Le crash de l'avion russe dans la péninsule du Sinaï, qui a fait 224 morts, est un nouveau coup dur porté à l'industrie du tourisme en Egypte. La menace terroriste n'épargne aucun pays du sud du bassin méditerranéen. Terrorisme contre tourisme, une arme efficace entre les mains des groupes jihadistes.
« Les vacanciers font la différence entre un risque fort, associé aux destinations du Maghreb, et un risque plus limité vers les destinations occidentales. Il y a une vraie défiance qui s’accentue mois après mois, à l’égard des pays arabes du pourtour méditerranéen. » Le constat de Didier Arino, directeur de Protourism, est sans appel. L’industrie du tourisme est clairement une cible et le crash de l'Airbus russe A321 en Egypte risque d'anéantir tout espoir de reprise du secteur.
Car si l'hypothèse d'un attentat se confirme, la situation va s'aggraver pour son industrie touristique, activité qui représente environ 10% de son PIB, et emploie 12% de la population active. Depuis le crash, les professionnels ont déjà enregistré 40% d'annulation. Un coup dur pour l'Egypte, pays d'origine de l'écrivain Robert Solé : « L’Egypte a beaucoup investi pour le tourisme ces dernières années, des hôtels, des aéroports, des autoroutes. Or le nombre de touristes a baissé depuis les évènements depuis 2011, date du printemps arabe. En 2014, il y a eu dix millions de touristes seulement contre quinze millions en 2010. »
Une crise de confiance qui risque de perdurer
Le tourisme n'est pas le seul secteur affecté. Le climat des affaires souffre également de l'instabilité provoquée par les actes terroristes, et les investissements en pâtissent. David Rigoulet-Roze, chercheur à l'Institut français d'analyse stratégique, redoute des répercussions à long terme : « Il faut être réaliste, l’industrie touristique de la rive méridionale de la Méditerranée est très compromise, à échéance d’une décennie. Tant que la situation ne s’est pas plus ou moins stabilisée, et c’est loin d’être le cas, il faudra attendre longtemps avant de voir de nouveau de nombreux touristes, européens notamment, visiter ces pays, comme c’était le cas avant. »

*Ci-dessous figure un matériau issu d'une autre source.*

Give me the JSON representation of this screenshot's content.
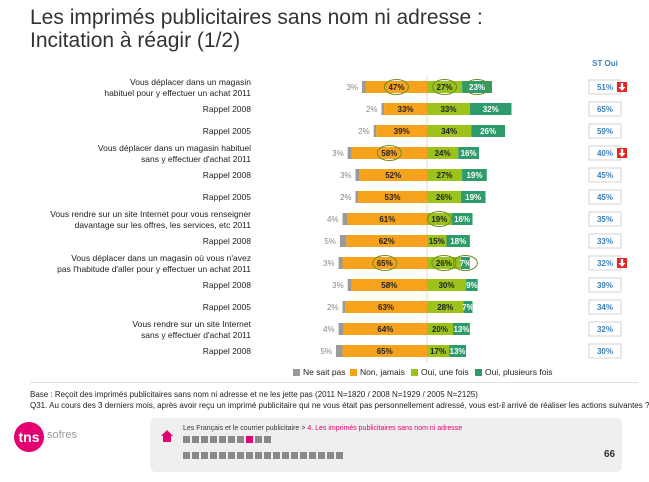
{
  "title_line1": "Les imprimés publicitaires sans nom ni adresse :",
  "title_line2": "Incitation à réagir (1/2)",
  "st_header": "ST Oui",
  "chart_data": {
    "type": "bar",
    "stacked": true,
    "orientation": "horizontal",
    "series": [
      {
        "name": "Ne sait pas",
        "color": "#9a9a9a"
      },
      {
        "name": "Non, jamais",
        "color": "#f7a21b"
      },
      {
        "name": "Oui, une fois",
        "color": "#9bc31c"
      },
      {
        "name": "Oui, plusieurs fois",
        "color": "#2e9b6b"
      }
    ],
    "rows": [
      {
        "label": [
          "Vous déplacer dans un magasin",
          "habituel pour y effectuer un achat 2011"
        ],
        "values": [
          3,
          47,
          27,
          23
        ],
        "st": "51%",
        "arrow": true,
        "circled": [
          1,
          2,
          3
        ]
      },
      {
        "label": [
          "Rappel 2008"
        ],
        "values": [
          2,
          33,
          33,
          32
        ],
        "st": "65%",
        "arrow": false,
        "circled": []
      },
      {
        "label": [
          "Rappel 2005"
        ],
        "values": [
          2,
          39,
          34,
          26
        ],
        "st": "59%",
        "arrow": false,
        "circled": []
      },
      {
        "label": [
          "Vous déplacer dans un magasin habituel",
          "sans y effectuer d'achat 2011"
        ],
        "values": [
          3,
          58,
          24,
          16
        ],
        "st": "40%",
        "arrow": true,
        "circled": [
          1
        ]
      },
      {
        "label": [
          "Rappel 2008"
        ],
        "values": [
          3,
          52,
          27,
          19
        ],
        "st": "45%",
        "arrow": false,
        "circled": []
      },
      {
        "label": [
          "Rappel 2005"
        ],
        "values": [
          2,
          53,
          26,
          19
        ],
        "st": "45%",
        "arrow": false,
        "circled": []
      },
      {
        "label": [
          "Vous rendre sur un site Internet pour vous renseigner",
          "davantage sur les offres, les services, etc 2011"
        ],
        "values": [
          4,
          61,
          19,
          16
        ],
        "st": "35%",
        "arrow": false,
        "circled": [
          2
        ]
      },
      {
        "label": [
          "Rappel 2008"
        ],
        "values": [
          5,
          62,
          15,
          18
        ],
        "st": "33%",
        "arrow": false,
        "circled": []
      },
      {
        "label": [
          "Vous déplacer dans un magasin où vous n'avez",
          "pas l'habitude d'aller pour y effectuer un achat 2011"
        ],
        "values": [
          3,
          65,
          26,
          7
        ],
        "st": "32%",
        "arrow": true,
        "circled": [
          1,
          2,
          3
        ]
      },
      {
        "label": [
          "Rappel 2008"
        ],
        "values": [
          3,
          58,
          30,
          9
        ],
        "st": "39%",
        "arrow": false,
        "circled": []
      },
      {
        "label": [
          "Rappel 2005"
        ],
        "values": [
          2,
          63,
          28,
          7
        ],
        "st": "34%",
        "arrow": false,
        "circled": []
      },
      {
        "label": [
          "Vous rendre sur un site Internet",
          "sans y effectuer d'achat 2011"
        ],
        "values": [
          4,
          64,
          20,
          13
        ],
        "st": "32%",
        "arrow": false,
        "circled": []
      },
      {
        "label": [
          "Rappel 2008"
        ],
        "values": [
          5,
          65,
          17,
          13
        ],
        "st": "30%",
        "arrow": false,
        "circled": []
      }
    ]
  },
  "base_line": "Base : Reçoit des imprimés publicitaires sans nom ni adresse et ne les jette pas (2011 N=1820 / 2008 N=1929 / 2005 N=2125)",
  "question_line": "Q31. Au cours des 3 derniers mois, après avoir reçu un imprimé publicitaire qui ne vous était pas personnellement adressé, vous est-il arrivé de réaliser les actions suivantes ?",
  "logo_text": "tns",
  "logo_sub": "sofres",
  "breadcrumb_parent": "Les Français et le courrier publicitaire >",
  "breadcrumb_current": " 4. Les imprimés publicitaires sans nom ni adresse",
  "nav_row1": {
    "count": 10,
    "active": 7
  },
  "nav_row2": {
    "count": 18,
    "active": -1
  },
  "page_number": "66",
  "colors": {
    "arrow": "#e8251c",
    "accent": "#e40070",
    "st_text": "#3c7fb7"
  }
}
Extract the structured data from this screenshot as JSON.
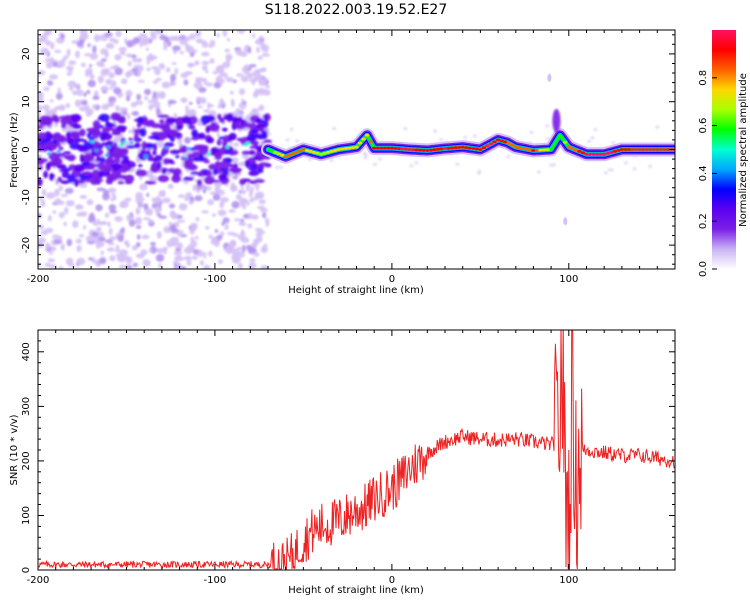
{
  "title": "S118.2022.003.19.52.E27",
  "colors": {
    "snr_line": "#ee2222",
    "frame": "#000000"
  },
  "colormap": [
    "#ffffff",
    "#c9b3f4",
    "#7a1fe8",
    "#5b00f0",
    "#0000ff",
    "#00a8ff",
    "#00ffd0",
    "#00ff00",
    "#aaff00",
    "#ffd800",
    "#ff6000",
    "#ff0000",
    "#ff1060"
  ],
  "chart_data": [
    {
      "type": "heatmap",
      "xlabel": "Height of straight line (km)",
      "ylabel": "Frequency (Hz)",
      "xlim": [
        -200,
        160
      ],
      "ylim": [
        -25,
        25
      ],
      "x_ticks": [
        -200,
        -100,
        0,
        100
      ],
      "y_ticks": [
        -20,
        -10,
        0,
        10,
        20
      ],
      "colorbar": {
        "label": "Normalized spectral amplitude",
        "range": [
          0,
          1
        ],
        "ticks": [
          0.0,
          0.2,
          0.4,
          0.6,
          0.8
        ]
      },
      "ridge": {
        "x": [
          -70,
          -60,
          -50,
          -40,
          -30,
          -20,
          -14,
          -10,
          0,
          10,
          20,
          30,
          40,
          50,
          55,
          60,
          65,
          70,
          80,
          90,
          95,
          100,
          110,
          120,
          130,
          140,
          150,
          160
        ],
        "freq": [
          0,
          -1.5,
          0,
          -1,
          0,
          0.5,
          3,
          0.3,
          0.3,
          0,
          -0.2,
          0.2,
          0.5,
          0,
          1,
          2,
          1.5,
          0.5,
          -0.2,
          0,
          3,
          0.5,
          -1,
          -1,
          0,
          0,
          0,
          0
        ],
        "amp": [
          0.5,
          0.75,
          0.72,
          0.6,
          0.65,
          0.7,
          0.7,
          0.82,
          0.85,
          0.9,
          0.82,
          0.88,
          0.85,
          0.8,
          0.9,
          0.85,
          0.8,
          0.75,
          0.8,
          0.55,
          0.45,
          0.72,
          0.9,
          0.9,
          0.85,
          0.9,
          0.95,
          0.95
        ]
      }
    },
    {
      "type": "line",
      "xlabel": "Height of straight line (km)",
      "ylabel": "SNR (10 * v/v)",
      "xlim": [
        -200,
        160
      ],
      "ylim": [
        0,
        440
      ],
      "x_ticks": [
        -200,
        -100,
        0,
        100
      ],
      "y_ticks": [
        0,
        100,
        200,
        300,
        400
      ],
      "series": [
        {
          "x": [
            -200,
            -180,
            -160,
            -140,
            -120,
            -100,
            -80,
            -70,
            -60,
            -55,
            -50,
            -45,
            -40,
            -35,
            -30,
            -25,
            -20,
            -15,
            -10,
            -5,
            0,
            5,
            10,
            15,
            20,
            30,
            40,
            50,
            60,
            70,
            80,
            90,
            94,
            96,
            98,
            100,
            102,
            104,
            106,
            110,
            120,
            130,
            140,
            150,
            160
          ],
          "y": [
            10,
            10,
            10,
            10,
            10,
            10,
            10,
            10,
            12,
            30,
            55,
            70,
            80,
            85,
            90,
            100,
            110,
            115,
            130,
            140,
            150,
            165,
            185,
            200,
            215,
            235,
            245,
            240,
            238,
            240,
            235,
            230,
            235,
            380,
            180,
            80,
            350,
            140,
            215,
            220,
            215,
            210,
            210,
            205,
            200
          ]
        }
      ]
    }
  ]
}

L'Egypte n'est pas le seul pays concerné, ses voisins de la rive sud-méditerranéenne le sont également. C’est le cas de la Tunisie. Le pays qui a misé sur le tourisme de masse a enregistré une forte chute de ses fréquentations depuis l'attentat de Sousse où 38 touristes ont été tués. Selon les autorités tunisiennes ce drame a coûté 500 millions de dollars au secteur du tourisme.
Une clientèle européenne indispensable à l'économie
En revanche, le Maroc fait figure d'exception, bien qu'il ait déjà été touché par le passé. Le tourisme qui représente 8% du PIB se porte plutôt bien. Du fait des problèmes dans la zone, le royaume bénéficie de report des réservations, mais cela ne veut pas dire que le pays soit une destination sans risque. « On peut penser que les services de sécurité marocains bénéficient d’une compétence qui leur permet pour l’instant de circonscrire le risque potentiel, tout en sachant qu’en terme d’effectifs, il y a une représentation importante des Marocains d’origine dans l’Etat islamique, puisqu’ils sont juste derrière les Tunisiens. Si le Maroc fait figure de havre de paix, on ne peut pas exclure qu’il soit également touché un jour ou l’autre par ce type de phénomène », estime David Rigoulet-Roze.
L'Egypte et la Tunisie ont perdu plus du tiers de leur fréquentation en deux ans, et près de 50% des vacanciers provenant des pays occidentaux. Selon Didier Arino, la clientèle perdue ne peut pas être remplacée par un tourisme régional : « On n’est pas du tout sur les mêmes segments, sur les mêmes marchés, et aujourd’hui rien ne remplacera la clientèle moyenne gamme européenne pour ces destinations. En aucune manière ces clientèles ne peuvent représenter un tel volume, et de telles retombées économiques, pour faire vivre le tourisme. »
Les attentats à répétition poussent les vacanciers à se tourner vers des destinations plus sûres comme les pays du sud de l’Europe, et pour les plus lointaines : l’Asie, l’Amérique du sud et la zone des Caraïbes.